Comprehensive methodology for sample enrichment in EEG biomarker studies for Alzheimer's risk classification
Verónica Henao Isaza1,2,3, David Aguillon2, Carlos Andrés Tobón-Quintero1
1Grupo Neuropsicología y Conducta (GRUNECO), Facultad de Medicina, Universidad de Antioquia (UdeA), Medellín, Colombia.
Plos One
|March 11, 2026
Summary
This study introduces a novel framework using electroencephalography (EEG) to improve Alzheimer's disease (AD) risk classification. Harmonization and sample enrichment enhance accuracy and generalizability for early AD detection.
Area of Science:
- Neuroscience
- Biomarkers
- Machine Learning
Background:
- Dementia, especially Alzheimer's disease (AD), is a significant global health challenge.
- Electroencephalography (EEG)-based biomarkers offer potential for early AD risk identification.
- Small, heterogeneous samples in EEG studies limit the generalizability of findings.
Purpose of the Study:
- To develop an EEG-based sample enrichment framework to overcome limitations in AD risk classification.
- To improve the generalizability and stability of classification models using multicenter EEG data.

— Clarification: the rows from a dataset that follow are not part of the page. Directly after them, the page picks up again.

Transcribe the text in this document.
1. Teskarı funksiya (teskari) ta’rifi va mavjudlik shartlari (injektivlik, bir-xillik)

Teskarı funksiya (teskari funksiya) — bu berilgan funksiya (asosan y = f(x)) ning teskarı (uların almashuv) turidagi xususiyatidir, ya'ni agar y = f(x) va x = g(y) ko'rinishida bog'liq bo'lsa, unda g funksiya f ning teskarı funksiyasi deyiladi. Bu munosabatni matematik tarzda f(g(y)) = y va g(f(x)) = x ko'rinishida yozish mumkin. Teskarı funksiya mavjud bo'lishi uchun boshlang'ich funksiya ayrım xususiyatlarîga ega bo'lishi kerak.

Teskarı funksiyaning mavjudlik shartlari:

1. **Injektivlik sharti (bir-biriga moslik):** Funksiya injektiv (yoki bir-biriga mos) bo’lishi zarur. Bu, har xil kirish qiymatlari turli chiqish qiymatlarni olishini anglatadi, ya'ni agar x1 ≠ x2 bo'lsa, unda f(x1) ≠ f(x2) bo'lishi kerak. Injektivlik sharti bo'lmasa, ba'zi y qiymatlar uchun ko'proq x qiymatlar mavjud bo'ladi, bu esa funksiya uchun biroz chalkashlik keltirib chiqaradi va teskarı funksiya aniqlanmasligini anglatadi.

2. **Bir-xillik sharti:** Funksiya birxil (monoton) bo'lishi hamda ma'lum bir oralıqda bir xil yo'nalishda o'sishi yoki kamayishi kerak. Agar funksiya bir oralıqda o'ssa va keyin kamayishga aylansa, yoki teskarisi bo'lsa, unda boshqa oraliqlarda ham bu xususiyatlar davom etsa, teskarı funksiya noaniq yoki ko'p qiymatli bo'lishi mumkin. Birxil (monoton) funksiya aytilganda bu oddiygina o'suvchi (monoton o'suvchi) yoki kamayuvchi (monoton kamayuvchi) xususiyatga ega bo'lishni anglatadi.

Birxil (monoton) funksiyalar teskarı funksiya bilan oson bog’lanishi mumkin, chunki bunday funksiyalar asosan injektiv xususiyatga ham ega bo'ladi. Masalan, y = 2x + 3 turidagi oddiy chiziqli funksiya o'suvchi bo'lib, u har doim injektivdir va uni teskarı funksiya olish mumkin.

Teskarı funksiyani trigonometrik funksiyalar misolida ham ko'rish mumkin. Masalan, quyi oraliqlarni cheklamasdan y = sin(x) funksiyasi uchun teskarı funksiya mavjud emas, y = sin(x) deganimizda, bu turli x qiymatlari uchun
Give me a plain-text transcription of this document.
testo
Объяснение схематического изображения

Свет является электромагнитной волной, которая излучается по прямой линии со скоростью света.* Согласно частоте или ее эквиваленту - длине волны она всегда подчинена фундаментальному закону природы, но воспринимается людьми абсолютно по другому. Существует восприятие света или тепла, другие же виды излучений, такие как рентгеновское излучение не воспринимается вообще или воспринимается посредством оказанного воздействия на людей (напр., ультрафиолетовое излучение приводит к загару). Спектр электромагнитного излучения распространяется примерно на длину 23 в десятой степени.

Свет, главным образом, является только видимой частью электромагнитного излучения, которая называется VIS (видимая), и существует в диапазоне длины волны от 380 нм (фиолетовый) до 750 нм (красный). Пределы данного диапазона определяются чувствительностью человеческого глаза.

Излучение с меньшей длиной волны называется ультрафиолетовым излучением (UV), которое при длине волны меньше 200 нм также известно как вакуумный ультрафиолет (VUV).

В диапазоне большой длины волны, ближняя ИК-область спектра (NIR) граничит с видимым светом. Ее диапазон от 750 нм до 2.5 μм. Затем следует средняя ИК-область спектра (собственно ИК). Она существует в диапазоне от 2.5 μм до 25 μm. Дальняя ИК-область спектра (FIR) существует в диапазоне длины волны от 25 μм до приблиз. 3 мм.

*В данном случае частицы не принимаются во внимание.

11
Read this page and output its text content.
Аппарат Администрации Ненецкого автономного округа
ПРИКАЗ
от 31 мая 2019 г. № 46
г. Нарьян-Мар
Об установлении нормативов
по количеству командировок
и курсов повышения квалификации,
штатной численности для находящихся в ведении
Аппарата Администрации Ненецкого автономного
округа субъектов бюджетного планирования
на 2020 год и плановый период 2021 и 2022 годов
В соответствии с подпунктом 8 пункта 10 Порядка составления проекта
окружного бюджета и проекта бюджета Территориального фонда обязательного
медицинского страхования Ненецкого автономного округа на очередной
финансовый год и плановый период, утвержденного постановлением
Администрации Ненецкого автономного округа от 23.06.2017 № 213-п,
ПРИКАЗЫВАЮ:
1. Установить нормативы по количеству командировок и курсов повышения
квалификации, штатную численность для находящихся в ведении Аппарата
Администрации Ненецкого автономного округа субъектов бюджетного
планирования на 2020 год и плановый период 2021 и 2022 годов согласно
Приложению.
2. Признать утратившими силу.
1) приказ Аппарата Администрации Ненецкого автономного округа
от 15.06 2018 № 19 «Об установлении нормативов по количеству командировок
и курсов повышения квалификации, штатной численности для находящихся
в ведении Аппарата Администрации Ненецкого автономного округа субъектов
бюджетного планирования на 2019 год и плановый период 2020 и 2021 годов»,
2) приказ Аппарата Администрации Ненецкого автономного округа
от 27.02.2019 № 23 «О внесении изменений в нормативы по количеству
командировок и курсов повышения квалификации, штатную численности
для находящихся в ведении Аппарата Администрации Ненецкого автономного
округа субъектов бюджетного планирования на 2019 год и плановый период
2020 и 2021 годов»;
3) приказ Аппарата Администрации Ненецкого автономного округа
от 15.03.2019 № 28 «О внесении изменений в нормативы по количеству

- To address sample size and variability constraints in early AD detection research.
Main Methods:
- Developed an EEG sample enrichment framework integrating signal processing, feature extraction, neuroHarmonize, and Propensity Score Matching (PSM).
- Harmonized EEG data from four cohorts to reduce site variability while retaining covariates like age and sex.
- Extracted features (power, entropy, coherence, etc.) and applied PSM at various ratios to balance control and Alzheimer's risk groups.
Main Results:
- Sample enrichment via PSM significantly improved classification accuracy, with decision tree models achieving 0.91-0.96 accuracy.
- Higher enrichment ratios led to enhanced model stability and generalizability, confirmed by learning curves and confusion matrices.
- Feature selection was guided by model performance and effect sizes (Cohen's d).
Conclusions:
- The proposed framework effectively addresses sample size and variability issues in EEG-based AD risk classification.
- Data harmonization and statistical balancing offer a reproducible strategy for multicenter EEG studies focused on early AD detection.